Ah oui, c’est spacieux, vingt-cinq ans de crédit !
Me revoilà
retombé sur terre, ça fait mal au cul : paris est laid et le bonheur
impraticable. » (p. 157).
D’autres
évocations dans le roman notamment autour de paris la nuit, l’opéra, les rues
livrées aux fêtards.
Dans ces
lettres qui sont en fait des « courriels sans dates » on va
directement aux questionnements. Cette version moderne de la correspondance
permet d’avoir des échanges plus rapides (pas de lettres à poster) sans
fioritures, ni formules de politesse, cela va d’une seule phrase à plusieurs pages (rarement). Dans ce
type de messagerie le temps est accéléré, la lecture est plus dynamique. Mais
parfois la réponse se fait attendre, le correspondant s’inquiète, s’interroge,
relance, un jeu s’instaure alors entre eux. il arrive à faire varier l'intensité des échanges et créer un suspens.
Ils n’ont
plus les mêmes envies ni les mêmes attentes.
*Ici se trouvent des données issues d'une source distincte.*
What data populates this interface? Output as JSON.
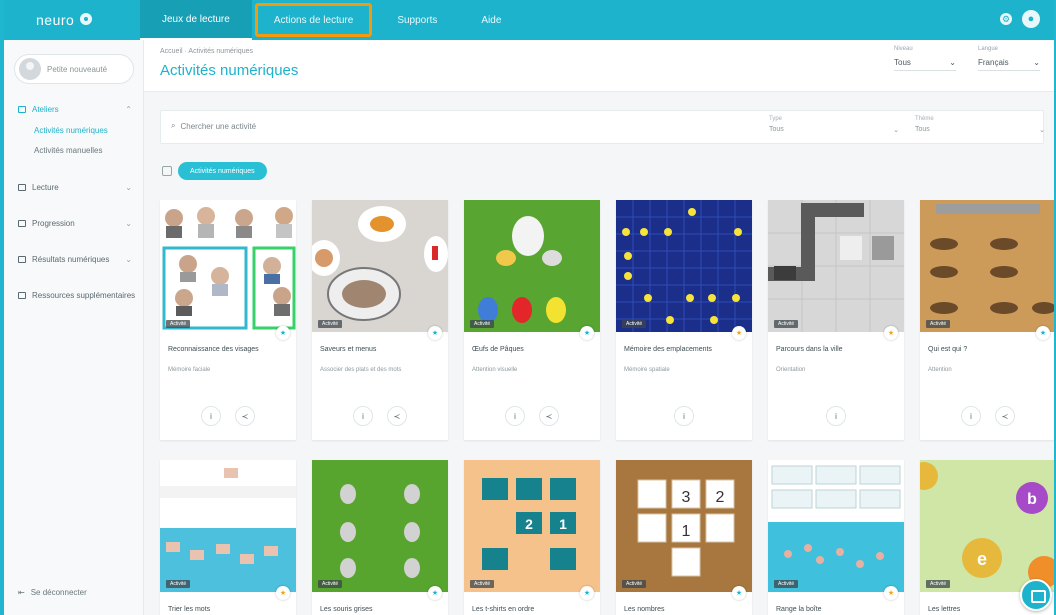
{
  "app": {
    "logo_text": "neuro"
  },
  "topnav": {
    "tabs": [
      {
        "label": "Jeux de lecture",
        "active": true
      },
      {
        "label": "Actions de lecture",
        "highlight": true
      },
      {
        "label": "Supports"
      },
      {
        "label": "Aide"
      }
    ]
  },
  "sidebar": {
    "profile_label": "Petite nouveauté",
    "sections": [
      {
        "label": "Ateliers",
        "subitems": [
          "Activités numériques",
          "Activités manuelles"
        ]
      },
      {
        "label": "Lecture"
      },
      {
        "label": "Progression"
      },
      {
        "label": "Résultats numériques"
      },
      {
        "label": "Ressources supplémentaires"
      }
    ],
    "logout": "Se déconnecter"
  },
  "header": {
    "breadcrumb": "Accueil · Activités numériques",
    "title": "Activités numériques",
    "selector1": {
      "label": "Niveau",
      "value": "Tous"
    },
    "selector2": {
      "label": "Langue",
      "value": "Français"
    }
  },
  "filters": {
    "search_placeholder": "Chercher une activité",
    "filter1": {
      "label": "Type",
      "value": "Tous"
    },
    "filter2": {
      "label": "Thème",
      "value": "Tous"
    }
  },
  "tag": {
    "label": "Activités numériques"
  },
  "cards": [
    {
      "title": "Reconnaissance des visages",
      "subtitle": "Mémoire faciale",
      "badge": "Activité",
      "corner": "★",
      "gold": false
    },
    {
      "title": "Saveurs et menus",
      "subtitle": "Associer des plats et des mots",
      "badge": "Activité",
      "corner": "★",
      "gold": false
    },
    {
      "title": "Œufs de Pâques",
      "subtitle": "Attention visuelle",
      "badge": "Activité",
      "corner": "★",
      "gold": false
    },
    {
      "title": "Mémoire des emplacements",
      "subtitle": "Mémoire spatiale",
      "badge": "Activité",
      "corner": "★",
      "gold": true
    },
    {
      "title": "Parcours dans la ville",
      "subtitle": "Orientation",
      "badge": "Activité",
      "corner": "★",
      "gold": true
    },
    {
      "title": "Qui est qui ?",
      "subtitle": "Attention",
      "badge": "Activité",
      "corner": "★",
      "gold": false
    },
    {
      "title": "Trier les mots",
      "badge": "Activité",
      "corner": "★",
      "gold": true
    },
    {
      "title": "Les souris grises",
      "badge": "Activité",
      "corner": "★",
      "gold": false
    },
    {
      "title": "Les t-shirts en ordre",
      "badge": "Activité",
      "corner": "★",
      "gold": false
    },
    {
      "title": "Les nombres",
      "badge": "Activité",
      "corner": "★",
      "gold": false
    },
    {
      "title": "Range la boîte",
      "badge": "Activité",
      "corner": "★",
      "gold": true
    },
    {
      "title": "Les lettres",
      "badge": "Activité",
      "corner": "★",
      "gold": false
    }
  ],
  "thumb_text": {
    "numbers": [
      "3",
      "2",
      "1"
    ],
    "tshirt_numbers": [
      "2",
      "1"
    ],
    "letters": [
      "b",
      "e"
    ]
  },
  "icons": {
    "info": "info-icon",
    "share": "share-icon",
    "chat": "chat-icon"
  }
}
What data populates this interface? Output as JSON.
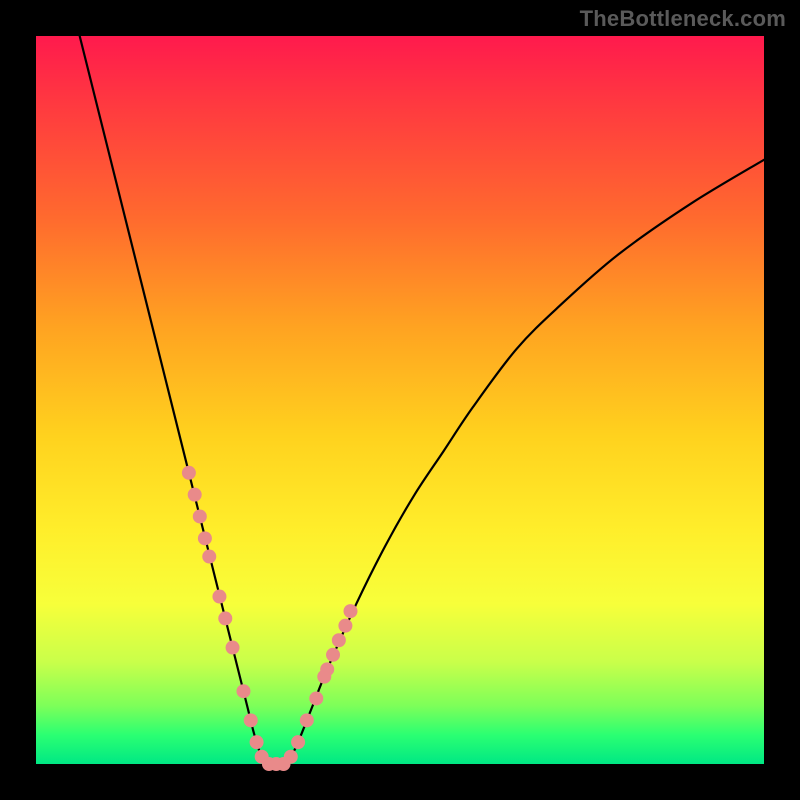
{
  "watermark": "TheBottleneck.com",
  "colors": {
    "curve_stroke": "#000000",
    "marker_fill": "#e98a8a",
    "frame_bg": "#000000"
  },
  "chart_data": {
    "type": "line",
    "title": "",
    "xlabel": "",
    "ylabel": "",
    "xlim": [
      0,
      100
    ],
    "ylim": [
      0,
      100
    ],
    "grid": false,
    "legend": false,
    "series": [
      {
        "name": "bottleneck-curve",
        "x": [
          6,
          8,
          10,
          12,
          14,
          16,
          18,
          20,
          22,
          24,
          25,
          26,
          27,
          28,
          29,
          30,
          31,
          32,
          33,
          34,
          35,
          36,
          38,
          40,
          44,
          48,
          52,
          56,
          60,
          66,
          72,
          80,
          90,
          100
        ],
        "y": [
          100,
          92,
          84,
          76,
          68,
          60,
          52,
          44,
          36,
          28,
          24,
          20,
          16,
          12,
          8,
          4,
          1,
          0,
          0,
          0,
          1,
          3,
          8,
          13,
          22,
          30,
          37,
          43,
          49,
          57,
          63,
          70,
          77,
          83
        ]
      }
    ],
    "markers": {
      "name": "highlight-points",
      "x": [
        21.0,
        21.8,
        22.5,
        23.2,
        23.8,
        25.2,
        26.0,
        27.0,
        28.5,
        29.5,
        30.3,
        31.0,
        32.0,
        33.0,
        34.0,
        35.0,
        36.0,
        37.2,
        38.5,
        39.6,
        40.0,
        40.8,
        41.6,
        42.5,
        43.2
      ],
      "y": [
        40.0,
        37.0,
        34.0,
        31.0,
        28.5,
        23.0,
        20.0,
        16.0,
        10.0,
        6.0,
        3.0,
        1.0,
        0.0,
        0.0,
        0.0,
        1.0,
        3.0,
        6.0,
        9.0,
        12.0,
        13.0,
        15.0,
        17.0,
        19.0,
        21.0
      ],
      "radius": 7
    }
  }
}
On va avoir une vision féminine et
masculine de la sexualité et de l’amour, de la rupture, mais cela ne sera pas
valable tout au long de l’histoire, je vous laisse découvrir la chute des
certitudes. On retrouve les rapports de force masculin-féminin.
Comment
passer d’ex-amants à amis, chacun va faire un cheminement différent. Leur vie
va suivre leur cours vont entrer dans le jeu en filigrane leurs nouveaux
partenaires respectifs.
La distance
que crée la parole écrite vient se rajouter à la distance physique
(paris-Montréal) et affective. Ils s’éloignent de leur relation première vers
autre chose. L’écriture permet de se cacher, de manipuler les informations et
les sensations.
Les cinq
sens :
La
vue et l’ouïe : L’absence physique. Pas de photos, ni de vidéo, ni de
téléphone. On est dans l’évocation, la suggestion, les souvenirs.
Le
toucher : Dans ce roman il est questions aussi d’épiderme. Plus de
relation sexuelle signifie plus de contact physique. Sans parler de la
distance.
L’odorat :
Un parfum est là pour garder un lien. « Cuir de Russie » de Chanel un
parfum qui n’est ni féminin ni masculin va faire le lien. (voir Cuir de Russie). A nouveau le parfum vient jouer
un rôle évocateur.
Le goût est
aussi dans l’évocation.
Ce que
j’aime dans les dialogues de Eric-Emmanuel Schmitt (que l’on soit ou non
d’accord avec ce qu’il dit) c’est qu’on a l’impression d’une escalade, on
franchit des étapes.
On retrouve
aussi des thème chers à E-E Schmitt : Le suicide comme réponse à l’arrêt
de la souffrance, mais aussi le déclencheur qui va redonner goût à la vie.
La musique,
l’opéra : «L’élexir d’amour » de Donizetti, « Tristan et Isolde » de
Wagner
Alors
existe-t-il ce fameux élixir d’amour ? je vous laisse découvrir.